Diperbarui: 26 Juni 2015   15:29

Kompasiana adalah platform blog. Konten ini menjadi tanggung jawab bloger dan tidak mewakili pandangan redaksi Kompas.

Sosbud. Sumber ilustrasi: KOMPAS.com/Pesona Indonesia

perhelatan piala dunia menggema diseluruh penjuru dunia, berbagai macam spekulasi bermunculan tentang calon juara, kekuatan tim, tradisi suatu tim, sampai komentar yang mendukung dan mengucilkan suatu tim karena penampilan perdana yang kurang bagus-pun berseliweran. Spanyol Vs Swiss adalah pertandingan terakhir fase group putaran pertama yang meninggalkan berbagai pertanyaan. Mulai dari kans Spanyol menjadi juara baru, sampai kepada pesimistis pendukung akan kemampuan Spanyol yang performanya jauh dari yang diharapkan.

Berbicara tentang Spanyol, dengan segala kelebihan dan kekurangannya, saya ingin sekedar "mengasosiasikan" mereka dengan kondisi negeri kita. Tim spanyol yang memiliki materi pemain dengan kualitas mumpuni disemua lini (setidaknya begitu menurut komentator) secara mengejutkan ditaklukkan oleh tim non-unggulan swiss.

begitu juga dengan negara kita, yang memiliki begitu banyak pakar dari berbagai disiplin ilmu (sampai kepada ilmu tentang "ramalan"), tidak mampu membawa negeri yang kaya ini memjadi makmur.

Tim Spanyol menurut teman saya (pendukung Brasil) memang memiliki pemain-pemain hebat namun mereka tidak memiliki karakter sebagai tim mental juara.

Indonesia memang memiliki banyak sekali pakar, namun karakter individu-nya, tidak mencerminkan sebagai negara yang pernah mengalami masa kejayaan (majapahit).

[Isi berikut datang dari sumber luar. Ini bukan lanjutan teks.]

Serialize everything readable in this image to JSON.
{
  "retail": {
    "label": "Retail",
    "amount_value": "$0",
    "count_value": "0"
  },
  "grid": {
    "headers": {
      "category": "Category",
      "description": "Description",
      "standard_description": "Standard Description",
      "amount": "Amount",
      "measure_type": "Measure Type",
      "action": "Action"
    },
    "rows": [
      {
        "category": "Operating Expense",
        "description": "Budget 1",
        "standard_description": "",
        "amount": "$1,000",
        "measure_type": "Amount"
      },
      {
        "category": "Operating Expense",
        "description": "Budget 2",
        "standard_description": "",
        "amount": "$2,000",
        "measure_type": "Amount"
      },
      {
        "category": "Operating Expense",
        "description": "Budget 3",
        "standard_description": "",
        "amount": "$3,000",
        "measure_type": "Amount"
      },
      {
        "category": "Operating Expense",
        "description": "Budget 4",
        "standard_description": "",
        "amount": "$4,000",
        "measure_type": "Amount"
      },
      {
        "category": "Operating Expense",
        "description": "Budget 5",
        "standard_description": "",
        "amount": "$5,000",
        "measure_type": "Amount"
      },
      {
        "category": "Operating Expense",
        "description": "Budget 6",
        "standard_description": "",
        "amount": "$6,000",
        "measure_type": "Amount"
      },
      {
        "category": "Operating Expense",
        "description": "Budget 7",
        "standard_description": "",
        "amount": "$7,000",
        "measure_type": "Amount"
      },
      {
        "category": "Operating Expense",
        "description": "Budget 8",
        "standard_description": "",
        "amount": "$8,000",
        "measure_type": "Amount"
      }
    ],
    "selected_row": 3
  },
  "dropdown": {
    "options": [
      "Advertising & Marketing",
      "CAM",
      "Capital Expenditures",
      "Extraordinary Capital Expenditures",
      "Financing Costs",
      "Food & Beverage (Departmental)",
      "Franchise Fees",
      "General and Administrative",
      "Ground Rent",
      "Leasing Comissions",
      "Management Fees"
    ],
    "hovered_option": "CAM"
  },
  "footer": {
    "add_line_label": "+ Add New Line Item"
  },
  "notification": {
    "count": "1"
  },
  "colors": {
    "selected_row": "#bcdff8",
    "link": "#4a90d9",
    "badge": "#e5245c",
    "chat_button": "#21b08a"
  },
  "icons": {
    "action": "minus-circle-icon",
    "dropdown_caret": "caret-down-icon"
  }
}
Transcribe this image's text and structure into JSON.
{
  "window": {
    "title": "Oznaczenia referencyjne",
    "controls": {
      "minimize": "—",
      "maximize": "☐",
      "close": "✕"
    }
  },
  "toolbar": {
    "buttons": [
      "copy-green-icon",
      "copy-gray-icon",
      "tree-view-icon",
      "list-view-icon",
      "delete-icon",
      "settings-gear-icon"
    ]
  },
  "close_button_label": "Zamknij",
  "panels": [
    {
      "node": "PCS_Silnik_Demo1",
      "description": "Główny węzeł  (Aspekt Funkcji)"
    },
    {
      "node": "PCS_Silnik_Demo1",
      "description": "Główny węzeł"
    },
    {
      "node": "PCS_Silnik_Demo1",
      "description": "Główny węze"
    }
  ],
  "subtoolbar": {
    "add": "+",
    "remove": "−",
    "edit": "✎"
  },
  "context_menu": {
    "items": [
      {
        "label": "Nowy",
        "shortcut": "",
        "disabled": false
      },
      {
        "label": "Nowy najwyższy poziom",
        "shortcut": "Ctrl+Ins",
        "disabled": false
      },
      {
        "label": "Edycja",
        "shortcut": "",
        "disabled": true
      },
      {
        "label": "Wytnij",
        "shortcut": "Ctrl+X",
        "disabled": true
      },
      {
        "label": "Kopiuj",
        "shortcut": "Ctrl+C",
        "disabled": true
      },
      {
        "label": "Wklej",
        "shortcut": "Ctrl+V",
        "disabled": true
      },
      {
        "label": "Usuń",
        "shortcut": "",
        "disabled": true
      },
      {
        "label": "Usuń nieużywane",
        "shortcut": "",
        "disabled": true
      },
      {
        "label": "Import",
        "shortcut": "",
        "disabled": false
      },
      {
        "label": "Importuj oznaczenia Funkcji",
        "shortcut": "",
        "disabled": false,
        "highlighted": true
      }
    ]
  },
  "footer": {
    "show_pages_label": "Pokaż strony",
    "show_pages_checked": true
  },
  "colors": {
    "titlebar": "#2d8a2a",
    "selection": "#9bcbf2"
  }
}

Spanyol memang belum pernah juara dunia, namun Indonesia pernah menjadi negara yang memiliki sejumlah keberhasilan; mulai dari arsitektur "borobudur & prambanan" sampai keberhasilan mengusir penjajah dengan hanya bermodalkan tombak & bambu runcing.

Apa yang hilang sekarang ?

menurut Winarno Surakhmad, dalam sebuah wawancara di salah satu TV swasta ketika DIKNAS mencanangkan jumlah mata pelajaran menjadi 6, pernyataan beliau " negara ini telah kehilangan landasan filosofis pendidikannya".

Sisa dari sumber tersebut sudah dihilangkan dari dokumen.